Similarly, the Civil War and World War I created a boom in the demand for artificial limbs and that in turn created a boom in innovation that led to better artificial limbs. The demand for new prosthetics was in some cases personal, as MacRae writes:
…the person who launched the era of modern prosthetics was also the first documented amputee of the Civil War–Confederate soldier James Edward Hanger. Hanger, who lost his leg above the knee to a cannon ball, was first fitted with a wooden peg leg by Yankee surgeons. Unhappy with the cumbersome appendage, Hanger eventually designed and built a new, lightweight leg from whittled barrel staves. Hanger’s innovative leg had hinges at the knee and foot, which helped him to sit more comfortably and to walk with a more natural gait. Hangar won the contract to make limbs for Confederate veterans. The company he founded–Hanger, Inc.–remains a key player in prosthetics and orthotics today.

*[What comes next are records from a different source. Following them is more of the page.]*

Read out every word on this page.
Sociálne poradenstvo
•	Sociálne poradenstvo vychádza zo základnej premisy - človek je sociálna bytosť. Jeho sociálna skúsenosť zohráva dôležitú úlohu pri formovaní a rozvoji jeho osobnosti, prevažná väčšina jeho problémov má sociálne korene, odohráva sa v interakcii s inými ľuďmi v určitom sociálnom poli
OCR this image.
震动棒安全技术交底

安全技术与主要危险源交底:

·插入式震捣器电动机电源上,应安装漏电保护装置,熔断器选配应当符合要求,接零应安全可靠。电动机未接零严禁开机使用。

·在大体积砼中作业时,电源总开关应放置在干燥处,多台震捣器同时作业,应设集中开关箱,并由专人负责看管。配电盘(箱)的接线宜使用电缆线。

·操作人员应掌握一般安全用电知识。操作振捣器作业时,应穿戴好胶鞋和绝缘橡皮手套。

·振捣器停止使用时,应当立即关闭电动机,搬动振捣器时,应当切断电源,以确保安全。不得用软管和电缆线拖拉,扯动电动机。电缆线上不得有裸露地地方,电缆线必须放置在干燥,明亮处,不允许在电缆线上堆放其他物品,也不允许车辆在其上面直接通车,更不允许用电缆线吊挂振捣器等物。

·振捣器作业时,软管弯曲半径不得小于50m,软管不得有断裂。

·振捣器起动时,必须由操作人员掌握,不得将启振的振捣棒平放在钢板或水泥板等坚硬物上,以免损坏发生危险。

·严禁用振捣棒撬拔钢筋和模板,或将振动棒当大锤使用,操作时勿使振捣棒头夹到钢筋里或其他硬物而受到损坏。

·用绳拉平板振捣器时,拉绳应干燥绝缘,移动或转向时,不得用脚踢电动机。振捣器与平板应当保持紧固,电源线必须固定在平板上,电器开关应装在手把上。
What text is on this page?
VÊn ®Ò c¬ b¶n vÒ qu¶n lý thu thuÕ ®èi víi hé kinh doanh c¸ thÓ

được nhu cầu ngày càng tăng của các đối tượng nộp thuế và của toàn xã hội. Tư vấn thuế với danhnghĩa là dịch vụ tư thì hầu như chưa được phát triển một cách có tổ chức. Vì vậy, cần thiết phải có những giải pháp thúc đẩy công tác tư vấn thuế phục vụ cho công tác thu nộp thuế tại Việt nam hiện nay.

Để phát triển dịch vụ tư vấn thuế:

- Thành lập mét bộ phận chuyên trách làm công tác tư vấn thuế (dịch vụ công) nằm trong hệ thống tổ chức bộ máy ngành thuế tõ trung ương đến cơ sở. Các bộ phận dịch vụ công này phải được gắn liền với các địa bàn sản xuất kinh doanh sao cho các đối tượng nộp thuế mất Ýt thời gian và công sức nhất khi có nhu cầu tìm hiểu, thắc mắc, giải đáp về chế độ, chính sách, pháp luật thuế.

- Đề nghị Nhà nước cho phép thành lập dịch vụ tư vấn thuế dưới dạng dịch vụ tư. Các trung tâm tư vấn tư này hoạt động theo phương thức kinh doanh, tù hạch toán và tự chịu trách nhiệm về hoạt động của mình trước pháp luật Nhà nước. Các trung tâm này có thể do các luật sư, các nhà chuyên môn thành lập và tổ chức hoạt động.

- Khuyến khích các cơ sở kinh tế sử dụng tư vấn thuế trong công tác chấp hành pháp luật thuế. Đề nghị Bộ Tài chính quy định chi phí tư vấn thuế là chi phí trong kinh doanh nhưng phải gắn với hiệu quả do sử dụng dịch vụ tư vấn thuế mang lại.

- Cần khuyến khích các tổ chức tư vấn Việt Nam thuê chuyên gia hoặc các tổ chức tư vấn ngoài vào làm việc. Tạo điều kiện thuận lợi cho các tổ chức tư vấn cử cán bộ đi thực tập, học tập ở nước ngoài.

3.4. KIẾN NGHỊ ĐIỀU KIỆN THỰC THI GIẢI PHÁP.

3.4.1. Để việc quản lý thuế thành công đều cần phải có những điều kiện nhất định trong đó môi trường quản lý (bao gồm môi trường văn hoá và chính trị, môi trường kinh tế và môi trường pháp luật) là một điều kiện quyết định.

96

In a highly original paper, Jeffrey Clemens and Parker Rogers document the increase in patents during the war eras but they also show that the type of innovation not just the quantity also responded to economic incentives.
In the Civil War era, the quantity of limbs demanded increased but the government was quite stingy in paying for artificial limbs. As a result, innovators focused on process innovations that enabled the production of more limbs at lower cost. In contrast, WWI payments were more generous and the government emphasized reintegrated soldiers into society which made appearance a more dominant feature in limb patenting.
More generally, Clemens and Rogers show how the type of procurement contracts directs not just the quantity but the form of innovation. The lessons are relevant for modern health care costs. Many people, for example, have wondered why innovation tends to lower costs in most fields but raise costs in health care. Clemens and Rogers point to the nature of procurement contracts as a possible important influence.